En relación con los jacarandás, por estos días se encuentran floreciendo en la ciudad unos 19000 ejemplares del árbol que hace de las calles y espacios verdes porteños el escenario natural de su espectáculo anual. Florece a comienzos de noviembre y sus flores violáceas llueven sobre las veredas y las plazas en los últimos días del mes.

El Jacarandá es una de las especies que mejor responde a las cualidades que se pretenden de un árbol urbano. La concentración de jacarandás se registra en todos los barrios porteños, pero principalmente en Recoleta, Palermo, Belgrano, y Parque Patricios, entre otras zonas. También en los alrededores de la Plaza de Mayo, y a lo largo de las avenidas 9 de Julio, Figueroa Alcorta y Santa Fe, por nombrar algunas arterias porteñas.

Recordemos que en 2019 el gobierno de la Ciudad planificó, durante cuatro años, la plantación de unos 100 mil ejemplares de diferentes especies en plazas, parques y veredas. Según datos del Gobierno porteño, el “jacaranda mimosifolia”, tal el nombre de la especie, cuenta con 18.921 ejemplares en el territorio porteño. De esta cantidad, 13.872 están en las veredas y 5049 en los espacios verdes. Como muestran los datos recogidos en los últimos censos de arbolado urbano realizados por la Ciudad, es la segunda especie que más creció entre los árboles viarios y la segunda más frecuente en los parques y plazas. La tasa de crecimiento entre el censo 2010-2011 y el 2017-1018 es de un 32%, un 25% en viario y un 55% en espacios verdes.

La especie es originaria del Noroeste de Argentina y también se la encuentra en Bolivia, Brasil y Paraguay. Su presencia en la Ciudad es obra del paisajista francés Carlos Thays, que, a fines del siglo XIX, incorporó al arbolado urbano especies de otras zonas del país. Gracias a su gran adaptabilidad, el jacarandá se adecuó a las condiciones del suelo y del clima de Buenos Aires, así pasó a formar parte del paisaje urbano porteño.  La especie fue declarada árbol distintivo de la Ciudad en 2015

En tanto, Facundo Carrillo, secretario Atención Ciudadana y Gestión Comunal, organismo a cargo del arbolado porteño expresó: “la floración del jacarandá es un espectáculo natural que todos los años disfrutamos los vecinos de la Ciudad. El jacarandá es parte de nuestra identidad. Crecemos jugando y nos enamoramos con el impactante color de sus flores y nos refugiamos debajo de la sombra que proyecta sobre nuestras calles”, y el funcionario agregó: “Planificamos que sea una de las especies que más va crecer en nuestras veredas, pasando de 13872 ejemplares a unos 40000”.
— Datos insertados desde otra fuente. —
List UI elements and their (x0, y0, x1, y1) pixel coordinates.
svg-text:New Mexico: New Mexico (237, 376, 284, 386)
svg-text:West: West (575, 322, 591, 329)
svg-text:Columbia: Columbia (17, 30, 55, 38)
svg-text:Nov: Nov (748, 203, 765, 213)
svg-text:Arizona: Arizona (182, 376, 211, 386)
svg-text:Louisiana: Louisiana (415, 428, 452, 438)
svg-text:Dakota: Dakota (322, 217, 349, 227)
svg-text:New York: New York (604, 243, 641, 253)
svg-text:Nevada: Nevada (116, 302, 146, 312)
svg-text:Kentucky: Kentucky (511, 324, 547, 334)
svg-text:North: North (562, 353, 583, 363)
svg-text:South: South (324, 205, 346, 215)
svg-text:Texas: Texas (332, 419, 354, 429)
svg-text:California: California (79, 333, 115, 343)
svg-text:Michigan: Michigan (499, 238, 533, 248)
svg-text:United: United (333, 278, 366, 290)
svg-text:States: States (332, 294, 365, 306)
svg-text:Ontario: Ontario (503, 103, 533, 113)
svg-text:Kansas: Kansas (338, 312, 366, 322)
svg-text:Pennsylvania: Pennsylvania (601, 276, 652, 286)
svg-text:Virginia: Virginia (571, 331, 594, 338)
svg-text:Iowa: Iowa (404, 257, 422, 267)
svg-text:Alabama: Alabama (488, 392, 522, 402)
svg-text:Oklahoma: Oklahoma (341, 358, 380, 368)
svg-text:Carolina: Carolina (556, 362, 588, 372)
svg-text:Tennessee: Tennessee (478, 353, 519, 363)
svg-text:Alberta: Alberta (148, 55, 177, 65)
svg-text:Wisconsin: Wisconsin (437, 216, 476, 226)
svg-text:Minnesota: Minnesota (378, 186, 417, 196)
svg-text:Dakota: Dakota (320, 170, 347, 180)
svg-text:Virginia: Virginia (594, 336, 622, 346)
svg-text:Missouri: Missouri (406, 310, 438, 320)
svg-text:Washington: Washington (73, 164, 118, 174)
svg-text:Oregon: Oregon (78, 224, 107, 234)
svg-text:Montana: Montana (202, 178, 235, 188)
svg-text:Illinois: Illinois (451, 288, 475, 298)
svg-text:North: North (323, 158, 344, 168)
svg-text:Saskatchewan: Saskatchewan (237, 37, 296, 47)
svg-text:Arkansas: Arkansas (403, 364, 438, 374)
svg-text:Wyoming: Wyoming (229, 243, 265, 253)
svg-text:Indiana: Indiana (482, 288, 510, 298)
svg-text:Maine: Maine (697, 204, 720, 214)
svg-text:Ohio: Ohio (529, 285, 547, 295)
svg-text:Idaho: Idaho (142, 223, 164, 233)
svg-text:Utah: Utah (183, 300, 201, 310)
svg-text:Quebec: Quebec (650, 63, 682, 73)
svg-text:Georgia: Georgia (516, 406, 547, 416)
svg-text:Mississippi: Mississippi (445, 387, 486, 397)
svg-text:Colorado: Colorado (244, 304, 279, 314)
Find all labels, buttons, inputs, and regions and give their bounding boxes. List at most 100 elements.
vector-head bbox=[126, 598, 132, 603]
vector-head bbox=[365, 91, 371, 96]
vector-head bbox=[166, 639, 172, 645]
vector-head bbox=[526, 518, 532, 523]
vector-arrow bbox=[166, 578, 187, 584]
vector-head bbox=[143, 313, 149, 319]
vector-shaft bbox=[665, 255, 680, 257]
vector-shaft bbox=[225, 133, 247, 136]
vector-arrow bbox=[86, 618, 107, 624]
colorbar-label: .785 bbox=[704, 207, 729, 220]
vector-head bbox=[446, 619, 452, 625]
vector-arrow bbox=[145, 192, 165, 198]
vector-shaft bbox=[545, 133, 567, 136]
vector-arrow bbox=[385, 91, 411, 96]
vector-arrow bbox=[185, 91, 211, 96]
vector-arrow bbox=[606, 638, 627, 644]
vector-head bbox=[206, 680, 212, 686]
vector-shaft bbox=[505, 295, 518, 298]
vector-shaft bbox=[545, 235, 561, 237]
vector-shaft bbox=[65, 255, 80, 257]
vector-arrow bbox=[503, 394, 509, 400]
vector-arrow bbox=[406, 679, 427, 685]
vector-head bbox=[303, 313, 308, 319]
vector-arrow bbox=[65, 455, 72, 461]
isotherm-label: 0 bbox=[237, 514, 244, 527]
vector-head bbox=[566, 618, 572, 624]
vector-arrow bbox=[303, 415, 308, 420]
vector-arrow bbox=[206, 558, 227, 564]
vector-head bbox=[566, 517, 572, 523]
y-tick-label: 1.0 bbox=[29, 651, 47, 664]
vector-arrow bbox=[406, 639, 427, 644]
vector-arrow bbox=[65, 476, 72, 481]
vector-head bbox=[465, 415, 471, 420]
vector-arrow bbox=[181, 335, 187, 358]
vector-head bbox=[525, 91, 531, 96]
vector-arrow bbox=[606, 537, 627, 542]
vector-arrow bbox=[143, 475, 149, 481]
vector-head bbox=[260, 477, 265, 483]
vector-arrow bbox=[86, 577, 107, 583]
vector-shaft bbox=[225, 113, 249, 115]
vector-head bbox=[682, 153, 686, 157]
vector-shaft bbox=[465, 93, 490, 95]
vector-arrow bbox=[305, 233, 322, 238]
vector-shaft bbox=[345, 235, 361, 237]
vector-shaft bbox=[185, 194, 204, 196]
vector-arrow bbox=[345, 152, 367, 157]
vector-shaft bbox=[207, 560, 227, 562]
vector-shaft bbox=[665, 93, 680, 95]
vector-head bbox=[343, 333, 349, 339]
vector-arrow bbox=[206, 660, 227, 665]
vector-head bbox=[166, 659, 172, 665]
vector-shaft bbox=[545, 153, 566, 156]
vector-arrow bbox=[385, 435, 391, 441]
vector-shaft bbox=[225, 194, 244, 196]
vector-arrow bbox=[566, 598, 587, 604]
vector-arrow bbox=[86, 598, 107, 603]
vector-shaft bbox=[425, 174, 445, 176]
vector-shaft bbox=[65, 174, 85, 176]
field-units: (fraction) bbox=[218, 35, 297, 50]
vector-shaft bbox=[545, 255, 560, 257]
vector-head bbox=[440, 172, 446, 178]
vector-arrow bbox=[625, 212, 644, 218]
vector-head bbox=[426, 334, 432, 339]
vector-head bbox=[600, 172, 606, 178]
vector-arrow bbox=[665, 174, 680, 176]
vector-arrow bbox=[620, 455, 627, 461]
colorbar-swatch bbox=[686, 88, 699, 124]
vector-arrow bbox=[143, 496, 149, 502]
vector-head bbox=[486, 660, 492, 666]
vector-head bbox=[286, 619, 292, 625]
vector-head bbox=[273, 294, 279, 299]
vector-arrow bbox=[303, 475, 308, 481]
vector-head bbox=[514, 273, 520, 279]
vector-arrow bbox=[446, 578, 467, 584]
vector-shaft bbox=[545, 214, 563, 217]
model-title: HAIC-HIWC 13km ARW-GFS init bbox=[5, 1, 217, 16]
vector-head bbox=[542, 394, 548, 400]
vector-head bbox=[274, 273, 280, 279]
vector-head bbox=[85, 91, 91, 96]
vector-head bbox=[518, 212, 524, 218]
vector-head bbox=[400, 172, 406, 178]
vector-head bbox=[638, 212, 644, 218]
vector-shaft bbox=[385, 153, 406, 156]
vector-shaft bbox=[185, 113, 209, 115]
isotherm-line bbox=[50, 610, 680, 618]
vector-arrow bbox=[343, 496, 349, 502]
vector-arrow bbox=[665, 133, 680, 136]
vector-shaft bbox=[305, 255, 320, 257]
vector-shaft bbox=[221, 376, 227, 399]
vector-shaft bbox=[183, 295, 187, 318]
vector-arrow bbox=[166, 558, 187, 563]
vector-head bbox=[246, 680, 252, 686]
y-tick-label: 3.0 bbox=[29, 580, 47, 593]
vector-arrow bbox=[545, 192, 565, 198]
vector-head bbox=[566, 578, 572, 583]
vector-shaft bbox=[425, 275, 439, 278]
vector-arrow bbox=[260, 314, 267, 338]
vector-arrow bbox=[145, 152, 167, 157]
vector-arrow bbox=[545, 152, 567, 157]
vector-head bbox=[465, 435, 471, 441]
Por su parte, Jorge Fiorentino, gerente de mantenimiento del arbolado de la Ciudad, afirmó: “La floración en el jacarandá es muy evidente. Esto se debe a una particularidad de la especie que consiste en la eclosión de sus flores antes del nacimiento de sus hojas. Cuando ves al árbol florecido parece una bola compacta color lila porque todavía no tiene hojas, todavía no tiene verde. Recién cuando empiezan a caer sus flores, brota el verde. Si floreciera junto con las hojas se atenuaría ese gran impacto visual. Eso hace mágico al jacarandá”, explicó, por último, el ingeniero agrónomo.